A few weeks ago, an estimated 30,000 people — filthy, dust-covered, dreadlocked people — gathered at Big Summit Prairie, deep in Oregon’s Ochoco National Forest for Oregon Eclipse 2017†, a Burning Man-style festival of art and music centered around the total solar eclipse, at a site directly in the path of totality. Despite a firm vow never to attend Burning Man or anything like it, I was there. Glad I came and even gladder to leave, this is my story.
When Steve Bramucci invited me to Oregon to watch the solar eclipse, he was vague on the details. A once-in-a-generation total solar eclipse, surely that’s worth driving to Oregon for, right? He made it sound like a little party in a park — bands, sunshine, maybe some food trucks. Or maybe I only heard what I wanted to. It wasn’t until a few days before we were set to leave that I realized I was basically going to Burning Man. That’s kind of Steve’s MO, giving me just enough details that I’m intrigued, but not so many that I’ll get cold feet and back out. He knows that by the time I understand the full picture I’ll already be committed. I won’t lie, it works.
I’m decidedly a non-festival person. Possibly my favorite week of the year is the week of Burning Man, when San Francisco, where I live, is refreshingly free of Burners. I try to avoid white people with dreadlocks as a general rule, and music festivals are their Hajj. In fact if I could isolate a single reason I agreed to come, it was the allure of an obviously bad idea. In my mind, once an idea reaches a kind of critical mass of terrible, it comes back around to being good again. Call it ironic, I think it’s more morbid curiosity. If I do something I’d normally not be caught dead doing, could I witness the afterlife?
The website promised “a new collaborative environment transcending nation, language, and creed. In a fragmented world, creating opportunities for the gathering of community is the most noble task we can think of and we do so with the intention to create new relationships and partnerships, visions and ideas that we could not have come up with our own.”
Like virtually everything aimed at millennials, it was preposterously high-minded and entirely vague. It could just as well have been copy for shared workspaces, or vegan mayo.
Oregon Eclipse 2017 is a destination event. The site is far from populated areas and cut off from phone reception which takes all who come further away from the default world of meetings, commutes, and daily grind.

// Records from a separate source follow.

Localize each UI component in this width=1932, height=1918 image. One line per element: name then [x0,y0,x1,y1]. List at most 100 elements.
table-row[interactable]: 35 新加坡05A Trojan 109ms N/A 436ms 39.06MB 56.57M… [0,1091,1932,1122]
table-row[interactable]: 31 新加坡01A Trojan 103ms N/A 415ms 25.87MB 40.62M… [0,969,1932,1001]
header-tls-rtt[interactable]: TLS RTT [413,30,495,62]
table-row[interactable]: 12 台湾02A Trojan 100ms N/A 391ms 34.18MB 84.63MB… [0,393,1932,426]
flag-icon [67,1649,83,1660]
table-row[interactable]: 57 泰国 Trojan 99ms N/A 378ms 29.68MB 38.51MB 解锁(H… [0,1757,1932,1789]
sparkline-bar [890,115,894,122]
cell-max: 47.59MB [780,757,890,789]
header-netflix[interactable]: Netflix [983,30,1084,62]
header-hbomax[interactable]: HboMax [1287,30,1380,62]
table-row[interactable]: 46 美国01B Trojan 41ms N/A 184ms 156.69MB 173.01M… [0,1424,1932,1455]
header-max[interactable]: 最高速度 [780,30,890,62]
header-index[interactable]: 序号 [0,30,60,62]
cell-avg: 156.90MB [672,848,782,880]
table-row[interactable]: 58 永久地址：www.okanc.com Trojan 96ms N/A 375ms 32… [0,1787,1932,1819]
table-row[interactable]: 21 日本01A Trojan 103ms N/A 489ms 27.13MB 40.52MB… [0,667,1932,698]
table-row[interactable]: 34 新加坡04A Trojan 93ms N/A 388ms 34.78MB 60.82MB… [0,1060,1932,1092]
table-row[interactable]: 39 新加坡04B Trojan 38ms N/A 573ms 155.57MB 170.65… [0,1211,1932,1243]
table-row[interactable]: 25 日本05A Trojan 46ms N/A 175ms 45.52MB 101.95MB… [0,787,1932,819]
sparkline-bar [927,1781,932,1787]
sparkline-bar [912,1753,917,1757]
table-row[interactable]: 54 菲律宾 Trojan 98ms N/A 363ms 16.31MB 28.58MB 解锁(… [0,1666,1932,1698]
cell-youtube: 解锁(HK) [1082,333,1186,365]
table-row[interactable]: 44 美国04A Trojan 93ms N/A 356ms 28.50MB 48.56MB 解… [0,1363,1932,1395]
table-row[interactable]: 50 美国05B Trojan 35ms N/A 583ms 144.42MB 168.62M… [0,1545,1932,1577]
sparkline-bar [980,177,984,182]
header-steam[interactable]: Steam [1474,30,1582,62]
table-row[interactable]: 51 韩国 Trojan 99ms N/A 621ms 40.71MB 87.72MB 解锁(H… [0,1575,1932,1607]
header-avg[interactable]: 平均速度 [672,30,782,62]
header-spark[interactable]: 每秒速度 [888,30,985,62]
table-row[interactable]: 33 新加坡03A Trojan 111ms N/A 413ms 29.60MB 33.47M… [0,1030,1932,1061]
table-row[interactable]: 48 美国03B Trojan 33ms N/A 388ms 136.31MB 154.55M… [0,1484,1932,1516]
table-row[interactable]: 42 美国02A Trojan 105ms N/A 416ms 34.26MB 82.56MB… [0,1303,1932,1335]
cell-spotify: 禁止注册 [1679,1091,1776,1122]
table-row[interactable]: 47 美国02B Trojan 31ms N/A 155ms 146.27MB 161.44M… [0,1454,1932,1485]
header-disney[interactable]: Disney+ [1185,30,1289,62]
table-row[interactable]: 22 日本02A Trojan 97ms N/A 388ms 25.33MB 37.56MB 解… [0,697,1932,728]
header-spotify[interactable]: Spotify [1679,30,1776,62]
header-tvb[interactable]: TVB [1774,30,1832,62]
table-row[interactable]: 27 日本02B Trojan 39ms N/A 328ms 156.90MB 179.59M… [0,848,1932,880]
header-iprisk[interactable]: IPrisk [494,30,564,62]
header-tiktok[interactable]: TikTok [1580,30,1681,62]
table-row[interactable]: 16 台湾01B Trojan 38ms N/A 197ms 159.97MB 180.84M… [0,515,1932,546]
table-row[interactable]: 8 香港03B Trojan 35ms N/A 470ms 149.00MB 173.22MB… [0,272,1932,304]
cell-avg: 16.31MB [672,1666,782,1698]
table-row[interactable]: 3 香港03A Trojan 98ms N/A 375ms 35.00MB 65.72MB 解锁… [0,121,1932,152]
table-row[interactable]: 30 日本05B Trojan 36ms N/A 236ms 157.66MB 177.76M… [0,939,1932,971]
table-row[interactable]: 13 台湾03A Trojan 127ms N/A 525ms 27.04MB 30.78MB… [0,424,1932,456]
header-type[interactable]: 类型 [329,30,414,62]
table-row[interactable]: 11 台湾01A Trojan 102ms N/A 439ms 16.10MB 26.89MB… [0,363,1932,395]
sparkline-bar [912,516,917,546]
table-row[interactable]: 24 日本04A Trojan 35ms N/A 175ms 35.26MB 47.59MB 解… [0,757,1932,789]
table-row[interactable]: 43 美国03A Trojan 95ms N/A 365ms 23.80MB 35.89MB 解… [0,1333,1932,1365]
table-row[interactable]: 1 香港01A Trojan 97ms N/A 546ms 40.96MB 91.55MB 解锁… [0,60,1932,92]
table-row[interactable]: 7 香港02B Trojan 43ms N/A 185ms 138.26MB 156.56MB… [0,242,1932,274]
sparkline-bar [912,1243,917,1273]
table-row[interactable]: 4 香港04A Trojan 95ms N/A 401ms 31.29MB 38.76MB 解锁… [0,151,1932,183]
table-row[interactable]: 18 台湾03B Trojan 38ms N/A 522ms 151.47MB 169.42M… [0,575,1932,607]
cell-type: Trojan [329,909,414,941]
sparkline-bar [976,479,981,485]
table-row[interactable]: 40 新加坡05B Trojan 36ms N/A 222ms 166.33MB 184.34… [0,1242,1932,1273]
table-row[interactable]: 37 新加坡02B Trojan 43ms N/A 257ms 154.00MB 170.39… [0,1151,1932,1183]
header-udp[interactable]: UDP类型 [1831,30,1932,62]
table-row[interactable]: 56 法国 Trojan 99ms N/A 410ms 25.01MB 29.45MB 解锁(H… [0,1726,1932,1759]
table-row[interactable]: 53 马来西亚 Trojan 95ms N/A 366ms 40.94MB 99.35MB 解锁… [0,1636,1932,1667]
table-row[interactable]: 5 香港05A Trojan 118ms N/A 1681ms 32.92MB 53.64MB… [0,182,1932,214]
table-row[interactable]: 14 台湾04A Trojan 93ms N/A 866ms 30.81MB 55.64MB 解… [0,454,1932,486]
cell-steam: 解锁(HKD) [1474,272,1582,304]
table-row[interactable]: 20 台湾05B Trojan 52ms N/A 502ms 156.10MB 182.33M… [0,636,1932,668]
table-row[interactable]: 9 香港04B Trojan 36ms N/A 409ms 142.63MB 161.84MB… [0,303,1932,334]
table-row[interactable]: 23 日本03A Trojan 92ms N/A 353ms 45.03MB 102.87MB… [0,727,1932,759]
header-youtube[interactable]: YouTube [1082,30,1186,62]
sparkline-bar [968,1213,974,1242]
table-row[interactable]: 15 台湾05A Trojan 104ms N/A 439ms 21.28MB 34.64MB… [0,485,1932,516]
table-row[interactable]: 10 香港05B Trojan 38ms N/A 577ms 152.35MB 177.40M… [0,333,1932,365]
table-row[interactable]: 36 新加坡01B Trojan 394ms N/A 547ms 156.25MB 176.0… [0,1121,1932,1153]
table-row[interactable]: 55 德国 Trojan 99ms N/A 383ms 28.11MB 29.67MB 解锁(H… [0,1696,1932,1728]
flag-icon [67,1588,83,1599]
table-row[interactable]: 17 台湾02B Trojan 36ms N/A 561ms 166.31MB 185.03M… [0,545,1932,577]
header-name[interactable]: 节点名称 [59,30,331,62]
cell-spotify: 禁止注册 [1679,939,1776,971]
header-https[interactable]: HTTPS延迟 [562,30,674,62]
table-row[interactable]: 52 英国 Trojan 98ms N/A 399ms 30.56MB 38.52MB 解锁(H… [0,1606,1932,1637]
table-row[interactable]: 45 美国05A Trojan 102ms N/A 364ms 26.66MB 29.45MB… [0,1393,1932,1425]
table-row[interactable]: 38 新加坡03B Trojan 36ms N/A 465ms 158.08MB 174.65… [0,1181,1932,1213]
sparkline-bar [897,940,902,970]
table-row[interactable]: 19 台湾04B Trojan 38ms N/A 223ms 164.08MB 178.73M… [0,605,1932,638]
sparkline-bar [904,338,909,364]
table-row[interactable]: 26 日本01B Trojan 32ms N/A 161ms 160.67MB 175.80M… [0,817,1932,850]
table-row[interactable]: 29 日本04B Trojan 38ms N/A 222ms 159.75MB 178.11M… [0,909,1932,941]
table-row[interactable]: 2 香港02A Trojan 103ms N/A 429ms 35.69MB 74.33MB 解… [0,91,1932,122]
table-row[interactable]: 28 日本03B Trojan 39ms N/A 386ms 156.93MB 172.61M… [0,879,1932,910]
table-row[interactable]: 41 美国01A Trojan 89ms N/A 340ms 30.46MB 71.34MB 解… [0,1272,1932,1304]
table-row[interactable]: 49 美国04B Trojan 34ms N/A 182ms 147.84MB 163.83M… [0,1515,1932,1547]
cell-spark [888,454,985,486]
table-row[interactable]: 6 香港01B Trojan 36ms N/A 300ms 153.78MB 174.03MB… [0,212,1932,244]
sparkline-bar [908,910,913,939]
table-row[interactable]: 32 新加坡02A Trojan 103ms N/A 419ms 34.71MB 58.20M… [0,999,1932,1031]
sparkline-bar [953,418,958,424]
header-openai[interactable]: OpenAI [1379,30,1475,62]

Most people in attendance will travel a great distance and make a great commitment to share in this experience. These are the people who we wish to commune with. Dedicated, authentic seekers of awe and truth and beauty.
A more succinct version would read “DO DRUGS. GET NAKED. SLEEP IN THE DIRT.” It’d probably be more effective, too. But the target demo seemed to understand it just fine, like some kind of rave hippie dog whistle.
Anyway, I’m getting ahead of myself. First we had to get there. Prineville, Oregon, the nearest town to Big Summit Prairie (and still a good 90 minutes away), is about nine hours from San Francisco. Which seemed downright tolerable compared to my traveling companions’ drives. Steve and Amanda Miller from Uproxx Video had been driving since LA by the time they picked me up — a six or seven hour drive assuming ideal conditions and speeding.
I took over driving duties once they arrived and got us over the Oregon border before letting Steve take over in the wee hours of the morning. Oregon really doesn’t get enough credit for being mostly barren wilderness. Not to mention the fact that they have one of those laws where you can’t pump your own gas, so even when you can find a station after midnight, most aren’t open. I finally found one after two or three failed freeway exits, and Steve took over. A few hours later I awoke violently to the feeling of rumble strips (which that part of Oregon helpfully provides on both shoulder and centerline) to see Steve leaned all the way forward in his seat, blinking blearily and trying to shake away the drowsiness.
“I think I might need to pull over for a nap,” he mumbled vaguely.
I told Steve I could take over if he needed and almost instantly fell back asleep, the threat of a violent wreck notwithstanding. I awoke again a bit later with no real conception of how much time had elapsed, to the sound of thumping in the bed of our Chevy Silverado. We were stopped at another gas station. It was starting to get light out, and Steve, it seems, had picked up hitchhikers. They’d hooked up with a ride share on Craigslist but it had only taken them as far as Prineville. How this information had passed between them and our driver, I don’t know. Now the truck’s doors were open, exposing us to the crisp dawn air of the high desert, and I was freezing. I considered grabbing my jacket, but it was now buried under two giggling strangers and 100 pounds worth of their gear. Hitchhikers? What the fuck? It occurred to me then, not for the first time, that Steve might not be the best traveling companion, seeing as how I’m the type of person who chooses movie seats based on how far away they are from other people, and Steve is the type of person who invites complete strangers to sit on our food.